— Но на руках пальцы есть, — продолжал Ветер. — И уж один палец ты как-нибудь да согнёшь. Особенно если знаешь, что он его сломал накануне. Чтобы врага погубить, бóльшего обычно не надо… А ещё ты подпоил в харчевне оруженосца и выведал, где у господина дырка в доспехе. Постиг, дикомыт?
Тропа шла вниз, Сквара пяткой придерживал санки, норовившие наскочить ему на ноги.
— Ты — тайный воин Мораны, — негромко говорил Ветер. — Сшибки за достой больше не про тебя. Тебе думать лишь о чести Царицы. Ей же слава, когда мы умом бьёмся, не оружием. Было дело…
Скваре нравились байки учителя. С ними холостые назидания становились ощутимыми, наполнялись плотью и смыслом. Он хотел оглянуться, но зря сделал это. Рёбра под лузаном свело так, что Опёнок не кончил движения.
— Я тогда молодой был, — рассказывал Ветер. — Только Чёрную Пятерь обживал после Беды. Притаился коробейником, бегу себе по дороге… кому гребешок продам, кому наручень стеклянный девку порадовать, а больше вести нёс, конечно, люди тогда до свежей вести жадные были. Пустили меня в один двор на ночлег… — И неожиданно спросил: — У вас в Правобережье снохачи ведутся?
Сквара ответил стыдливо, неохотно:
— У нас таких, как прознáют, с большины гонят и на вече не слушают. Не их это дело, советы добрым людям давать.
Собрался было добавить: «А ещё на купилище со знáтым снохачом не всякий торгует», но дыхания не хватило.
Ветер кивнул:
— Тот свёкор ох лют был до невестки. Сам сед, а она… едва кукол оставила. Слышу — плачет в морозном амбаре, думаю, кто из шалости запер, чуть тёплая мне на руки выпала… а в дом не идёт. — Котляр помолчал, кашлянул, пояснил: — Неуступная, значит. А мужу — одиннадцать годков, на то батюшка и женил. Стал я смекать…
Тут уж Сквара забыл про боль, оглянулся, подсказал:
— Как сквернавца на русь вывести?
— В тех местах выводи не выводи, — махнул рукой Ветер. — Всё равно на молодёнку и свалят. Я к другому… Орудье мне твердит: не твоя печаль, тебе ради Владычицы дальше идти. Душа плачет: любодеям Правосудная ещё отпустит вину, а вот сильничать не велела. Ты, дикомыт, что стал делать бы?
— Я бы… — горячо взялся Сквара.
Однако замолчал, не продолжив. Ноги переломать большаку? Так с тем уйдёшь, а невестку снова обвиноватят. Да ещё работника не станет в избе. С собой взять бездольную то ли бабоньку, то ли девчушку? В прежний дом родительский отвести, где семьяне только порадовались — одна с хлеба долой?..

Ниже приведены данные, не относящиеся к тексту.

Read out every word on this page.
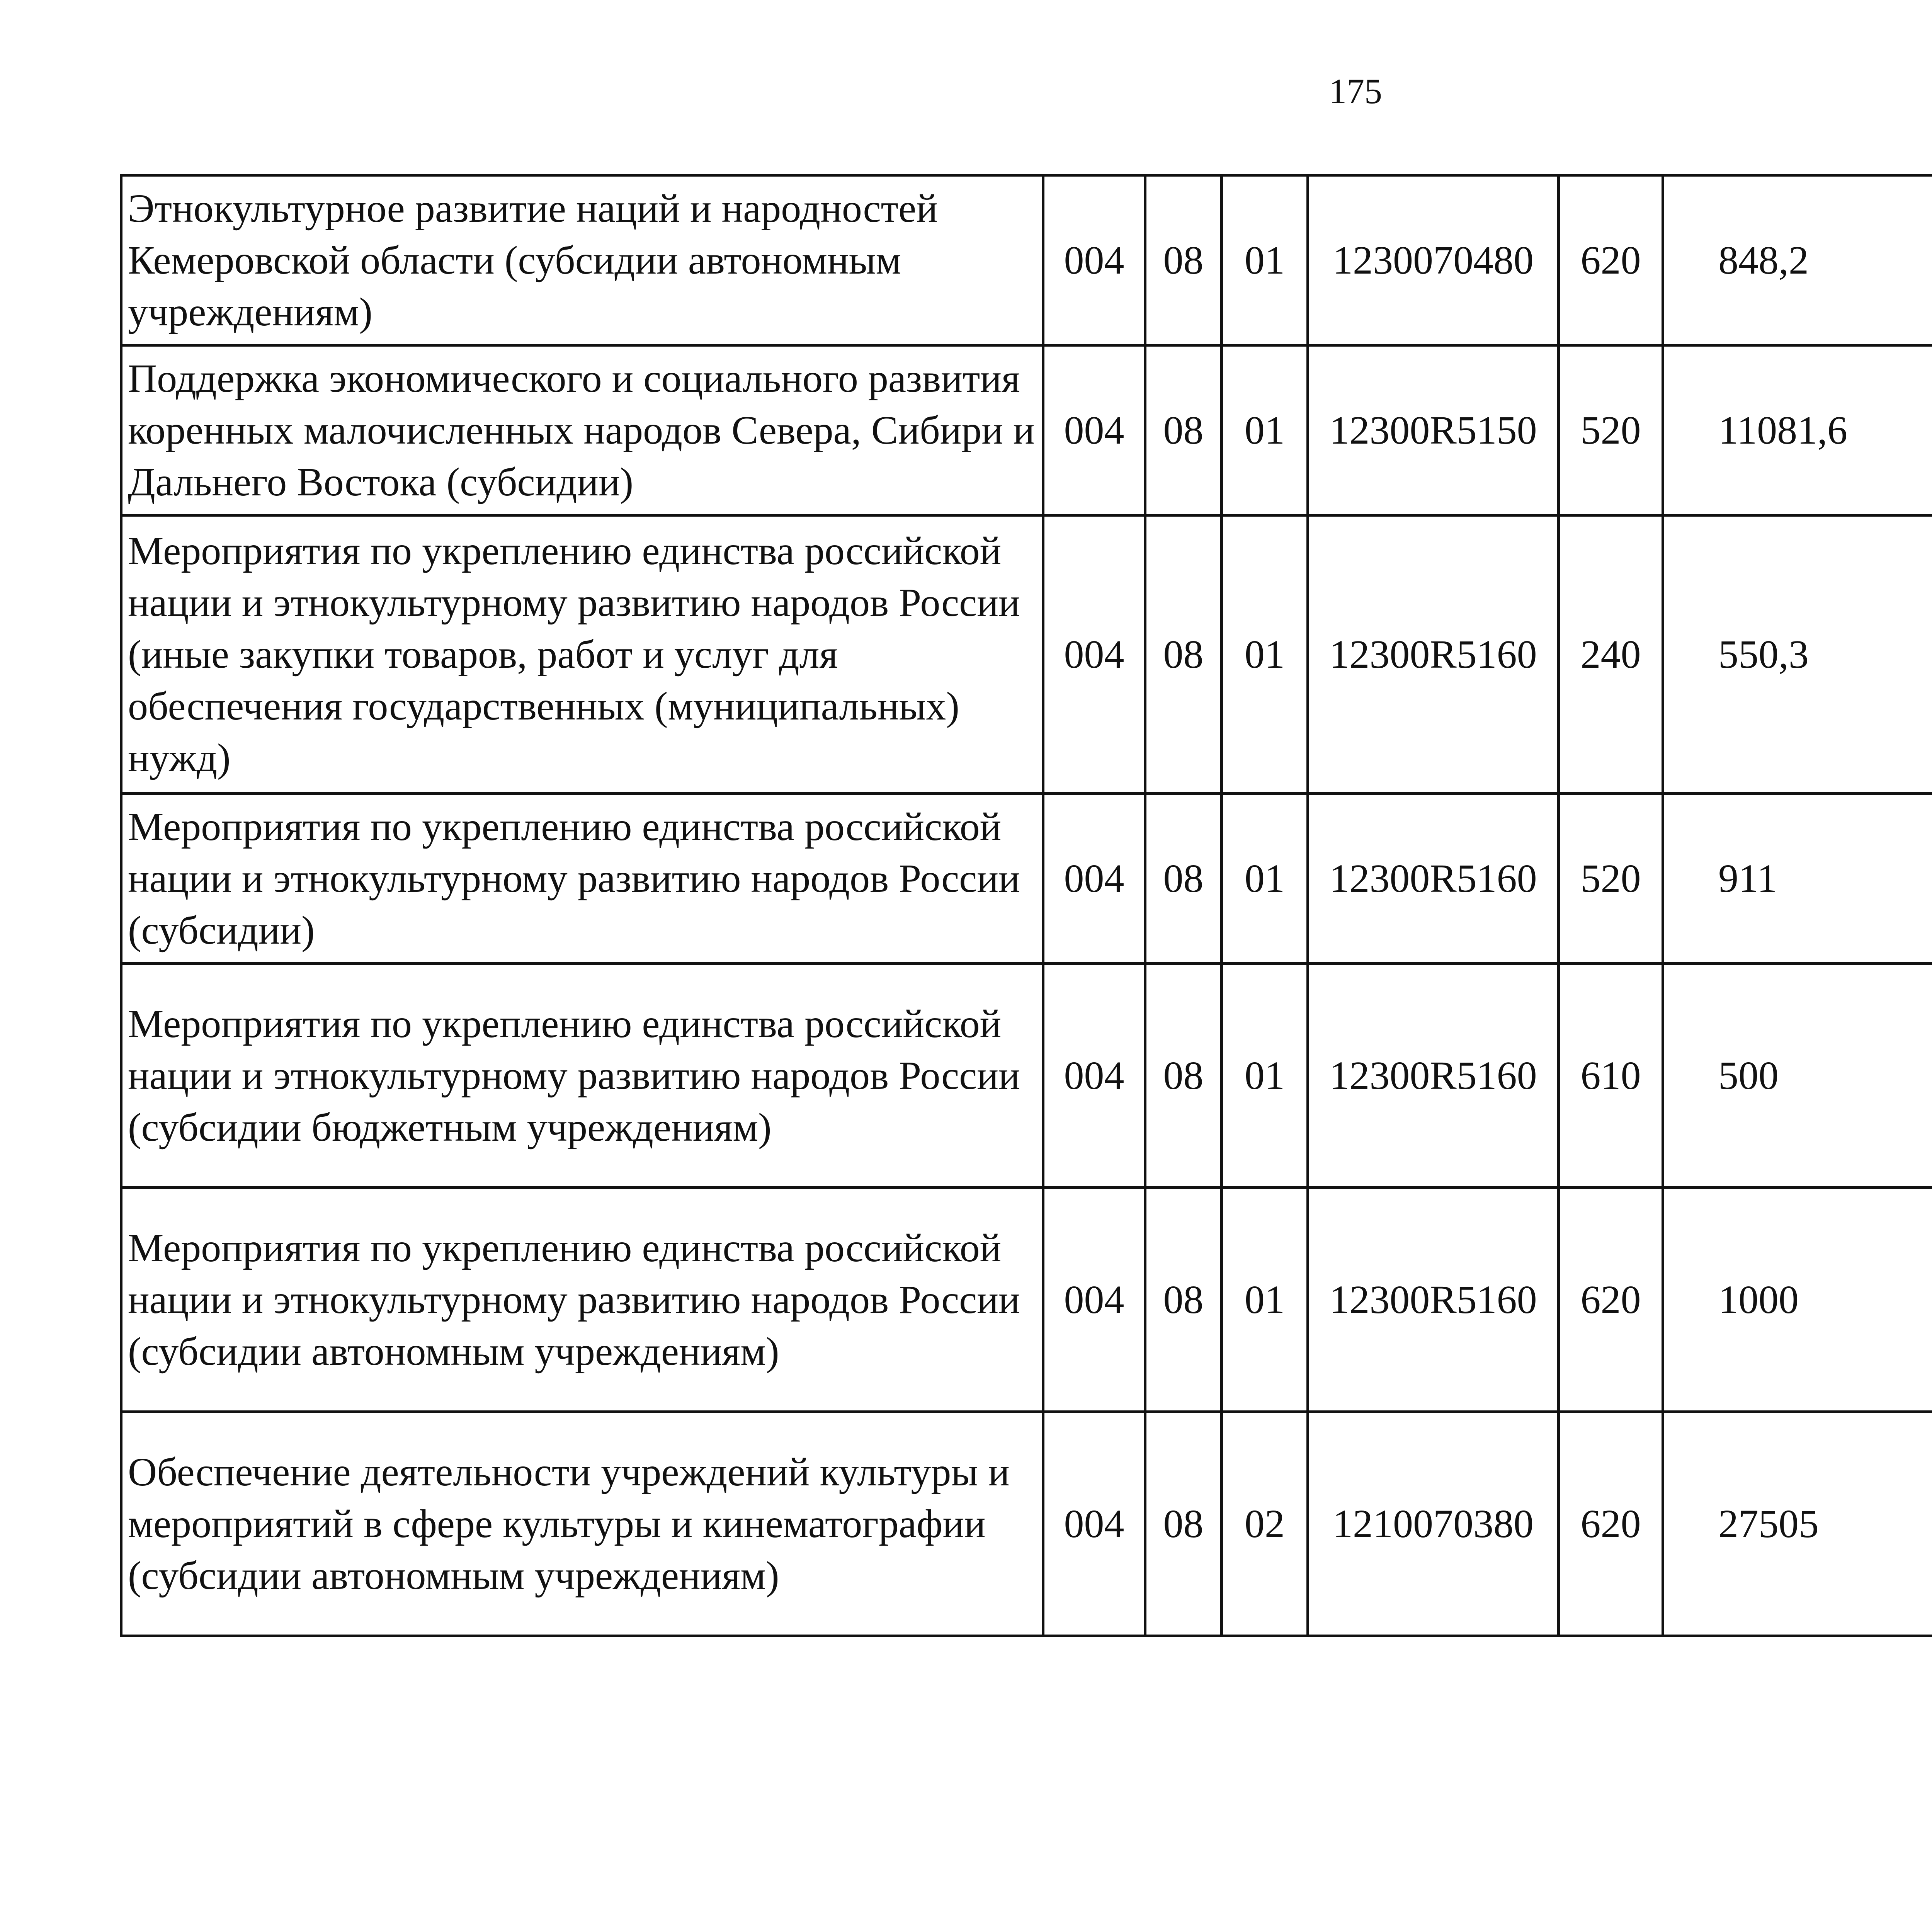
175
Этнокультурное развитие наций и народностей Кемеровской области (субсидии автономным учреждениям)	004	08	01	1230070480	620	848,2		
Поддержка экономического и социального развития коренных малочисленных народов Севера, Сибири и Дальнего Востока (субсидии)	004	08	01	12300R5150	520	11081,6		
Мероприятия по укреплению единства российской нации и этнокультурному развитию народов России (иные закупки товаров, работ и услуг для обеспечения государственных (муниципальных) нужд)	004	08	01	12300R5160	240	550,3		
Мероприятия по укреплению единства российской нации и этнокультурному развитию народов России (субсидии)	004	08	01	12300R5160	520	911		
Мероприятия по укреплению единства российской нации и этнокультурному развитию народов России (субсидии бюджетным учреждениям)	004	08	01	12300R5160	610	500		
Мероприятия по укреплению единства российской нации и этнокультурному развитию народов России (субсидии автономным учреждениям)	004	08	01	12300R5160	620	1000		
Обеспечение деятельности учреждений культуры и мероприятий в сфере культуры и кинематографии (субсидии автономным учреждениям)	004	08	02	1210070380	620	27505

Ветер подождал, пока ученик с натугой одолеет изволок.
— Я там денёк лишнего задержался, — сказал он затем. — Домовладыка этот похаживал ко вдовушке-гулёнушке за лесок, пивка испить. И всякий раз подспудно боялся, что заблудится во хмелю, назад не воротится. Чего только не вызнаешь, если с людьми умеючи толковать.
Сквара представил дремучую чащу, а в ней коварный кипун, истончивший лёд на болоте. Лютый мороз и пьяного непотребника, храпящего у края поляны. А из темноты — огоньки хищных глаз!
Ветер усмехнулся в бороду:
— Потом я дальше побежал, а у большака самый худший страх взял да вдруг сбылся. Лешего не почтил, другое ли, почём теперь знать… Всю ночь в трёх соснах путался, по собственной лыжни́це выйти не мог… Тогда только спасся, когда вслух себя обрёк от невестки отлезть. Лишь после этого батюшка Вольный из лесу домой выпустил.
Сквара даже остановился, лицо так и горело.
— И… как она теперь? Молодёнушка?
Ветер пожал плечами:
— Теперь уж не молодёнушка, а баба матёрая. Я краем уха слышал потом, свекровка её в заднюю избу отселила, радёшенька, что на старого управа нашлась. Живёт с тех пор, вроде бы и дети пошли… Что умом объял, дикомыт?
Сквара знай сопел, вкладываясь в упряжь. Мысли трудно возвращались из тридевятого царства, где тайные воины Мораны творили на земле справедливость. Творили просто потому, что волчий зуб и лисий хвост имели для этого. А он, глупый, ничегошеньки покамест не приобрёл. Только это было и ясно.